Due to another eruption of the volcano in Spain, airports in Spain have been closed the last several days, especially the airports in Northern Spain where I am. I’ve been just continuing with my previously scheduled agenda of visiting the Basque Country while I’ve been waiting for the cloud to clear.
I’m writing this at the Bilbao Airport where the ash cloud has moved enough to allow flights this afternoon to the south of Spain. If all goes well, I’ll be in Barcelona tonight and on a flight to Chicago tomorrow morning. I have no idea how I’m getting from Chicago to Appleton. Buying a ticket (for a 50 minute flight) is $600 and renting a car for a one-way trip (3 hours) is over $200. My guess is I’ll just end up biting the bullet and renting a car.
It has been frustrating being in Spain while my father is sitting in a hospital bed unconscious. You feel helpless even though I know if I was in Wisconsin I’d be just as helpless if I was there.
This is something I’ve heard from many people who are considering traveling long term. They are worried about being away from home if something should happen to their family.
It is a real concern. These things can and do happen.
If something does happen, you wont be there. You will be off in some far-flung place where you might not even find out what happened for days, let alone get back in some reasonable fashion. You could suffer any number of unexpected delays including volcanic ash clouds.
Nonetheless, you can’t live your life waiting for people to get sick or die. If I wasn’t traveling I would have been living in Minneapolis, a 4 hour drive away. My brother was in Iowa and wasn’t able to get back for a day. Granted, Spain is a lot farther from Wisconsin than Iowa or Minnesota, but if you aren’t there, you aren’t there.

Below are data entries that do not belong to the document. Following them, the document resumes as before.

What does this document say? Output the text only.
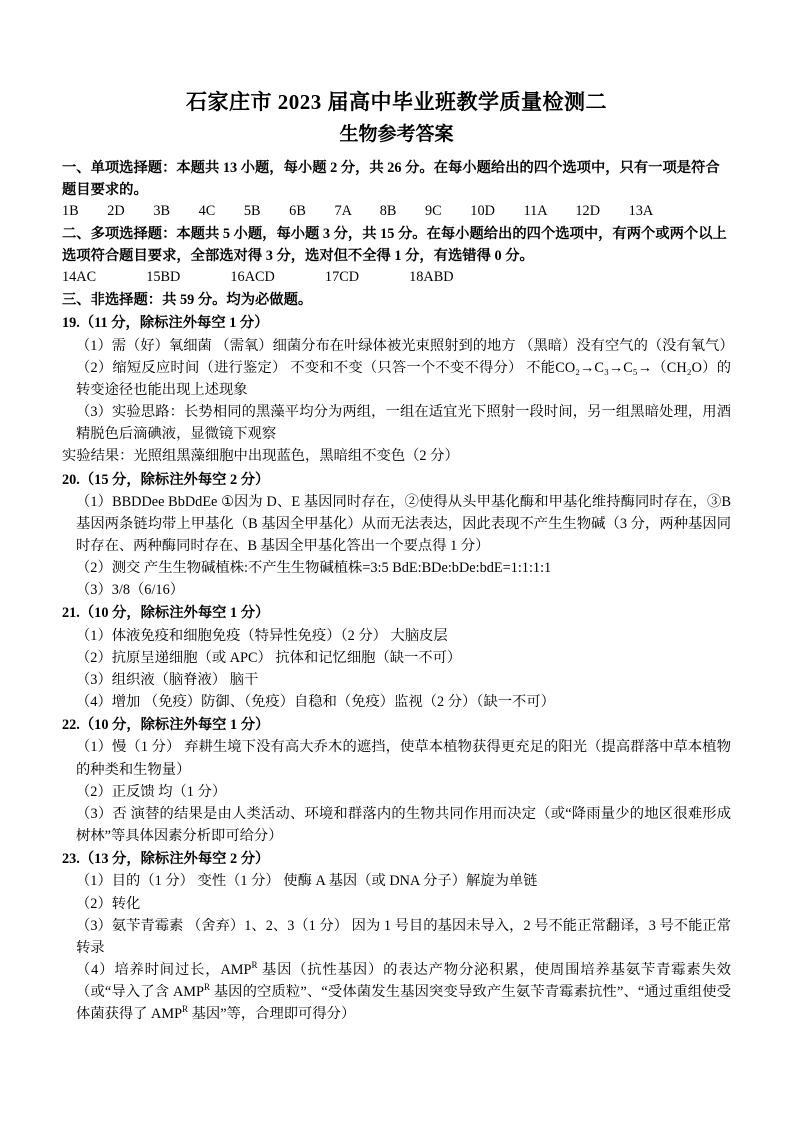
石家庄市 2023 届高中毕业班教学质量检测二
生物参考答案
一、单项选择题：本题共 13 小题，每小题 2 分，共 26 分。在每小题给出的四个选项中，只有一项是符合题目要求的。
1B        2D        3B        4C        5B        6B        7A        8B        9C        10D        11A        12D        13A
二、多项选择题：本题共 5 小题，每小题 3 分，共 15 分。在每小题给出的四个选项中，有两个或两个以上选项符合题目要求，全部选对得 3 分，选对但不全得 1 分，有选错得 0 分。
14AC              15BD              16ACD              17CD              18ABD
三、非选择题：共 59 分。均为必做题。
19.（11 分，除标注外每空 1 分）
（1）需（好）氧细菌 （需氧）细菌分布在叶绿体被光束照射到的地方 （黑暗）没有空气的（没有氧气）
（2）缩短反应时间（进行鉴定） 不变和不变（只答一个不变不得分） 不能CO₂→C₃→C₅→（CH₂O）的转变途径也能出现上述现象
（3）实验思路：长势相同的黑藻平均分为两组，一组在适宜光下照射一段时间，另一组黑暗处理，用酒精脱色后滴碘液，显微镜下观察
实验结果：光照组黑藻细胞中出现蓝色，黑暗组不变色（2 分）
20.（15 分，除标注外每空 2 分）
（1）BBDDee BbDdEe ①因为 D、E 基因同时存在，②使得从头甲基化酶和甲基化维持酶同时存在，③B 基因两条链均带上甲基化（B 基因全甲基化）从而无法表达，因此表现不产生生物碱（3 分，两种基因同时存在、两种酶同时存在、B 基因全甲基化答出一个要点得 1 分）
（2）测交 产生生物碱植株:不产生生物碱植株=3:5 BdE:BDe:bDe:bdE=1:1:1:1
（3）3/8（6/16）
21.（10 分，除标注外每空 1 分）
（1）体液免疫和细胞免疫（特异性免疫）（2 分） 大脑皮层
（2）抗原呈递细胞（或 APC） 抗体和记忆细胞（缺一不可）
（3）组织液（脑脊液） 脑干
（4）增加 （免疫）防御、（免疫）自稳和（免疫）监视（2 分）（缺一不可）
22.（10 分，除标注外每空 1 分）
（1）慢（1 分） 弃耕生境下没有高大乔木的遮挡，使草本植物获得更充足的阳光（提高群落中草本植物的种类和生物量）
（2）正反馈 均（1 分）
（3）否 演替的结果是由人类活动、环境和群落内的生物共同作用而决定（或“降雨量少的地区很难形成树林”等具体因素分析即可给分）
23.（13 分，除标注外每空 2 分）
（1）目的（1 分） 变性（1 分） 使酶 A 基因（或 DNA 分子）解旋为单链
（2）转化
（3）氨苄青霉素 （舍弃）1、2、3（1 分） 因为 1 号目的基因未导入，2 号不能正常翻译，3 号不能正常转录
（4）培养时间过长，$AMP^R$ 基因（抗性基因）的表达产物分泌积累，使周围培养基氨苄青霉素失效（或“导入了含 $AMP^R$ 基因的空质粒”、“受体菌发生基因突变导致产生氨苄青霉素抗性”、“通过重组使受体菌获得了 $AMP^R$ 基因”等，合理即可得分）
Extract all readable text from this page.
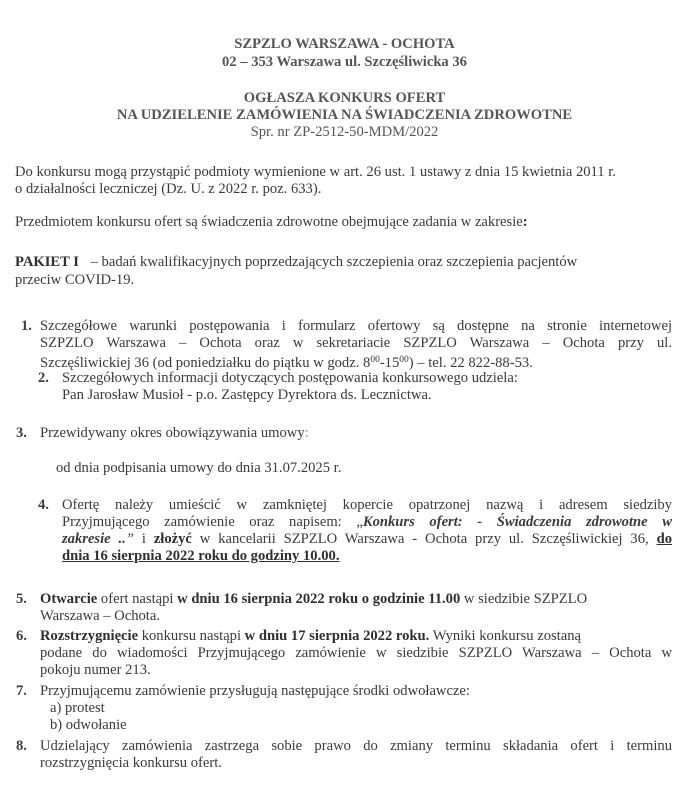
SZPZLO WARSZAWA - OCHOTA
02 – 353 Warszawa ul. Szczęśliwicka 36
OGŁASZA KONKURS OFERT
NA UDZIELENIE ZAMÓWIENIA NA ŚWIADCZENIA ZDROWOTNE
Spr. nr ZP-2512-50-MDM/2022
Do konkursu mogą przystąpić podmioty wymienione w art. 26 ust. 1 ustawy z dnia 15 kwietnia 2011 r.
o działalności leczniczej (Dz. U. z 2022 r. poz. 633).
Przedmiotem konkursu ofert są świadczenia zdrowotne obejmujące zadania w zakresie:
PAKIET I – badań kwalifikacyjnych poprzedzających szczepienia oraz szczepienia pacjentów
przeciw COVID-19.
1. Szczegółowe warunki postępowania i formularz ofertowy są dostępne na stronie internetowej
SZPZLO Warszawa – Ochota oraz w sekretariacie SZPZLO Warszawa – Ochota przy ul.
Szczęśliwickiej 36 (od poniedziałku do piątku w godz. $8^{00}-15^{00}$) – tel. 22 822-88-53.
2. Szczegółowych informacji dotyczących postępowania konkursowego udziela:
Pan Jarosław Musioł - p.o. Zastępcy Dyrektora ds. Lecznictwa.
3. Przewidywany okres obowiązywania umowy:
od dnia podpisania umowy do dnia 31.07.2025 r.
4. Ofertę należy umieścić w zamkniętej kopercie opatrzonej nazwą i adresem siedziby
Przyjmującego zamówienie oraz napisem: „Konkurs ofert: - Świadczenia zdrowotne w
zakresie ..” i złożyć w kancelarii SZPZLO Warszawa - Ochota przy ul. Szczęśliwickiej 36, do
dnia 16 sierpnia 2022 roku do godziny 10.00.
5. Otwarcie ofert nastąpi w dniu 16 sierpnia 2022 roku o godzinie 11.00 w siedzibie SZPZLO
Warszawa – Ochota.
6. Rozstrzygnięcie konkursu nastąpi w dniu 17 sierpnia 2022 roku. Wyniki konkursu zostaną
podane do wiadomości Przyjmującego zamówienie w siedzibie SZPZLO Warszawa – Ochota w
pokoju numer 213.
7. Przyjmującemu zamówienie przysługują następujące środki odwoławcze:
a) protest
b) odwołanie
8. Udzielający zamówienia zastrzega sobie prawo do zmiany terminu składania ofert i terminu
rozstrzygnięcia konkursu ofert.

I know I’d never want someone to sit around, putting their life on hold, waiting for something bad to happen to me and I think most people believe the same. I know my father wouldn’t. You can’t live your life waiting for events to unfold that you have no control over and don’t know when or if they will happen.
Once my dad is back on his feet (and I have ever reason to believe he will), I’ll be back to doing what I love to do. God forbid if the worst should happen, he knew I was out doing what made me happy.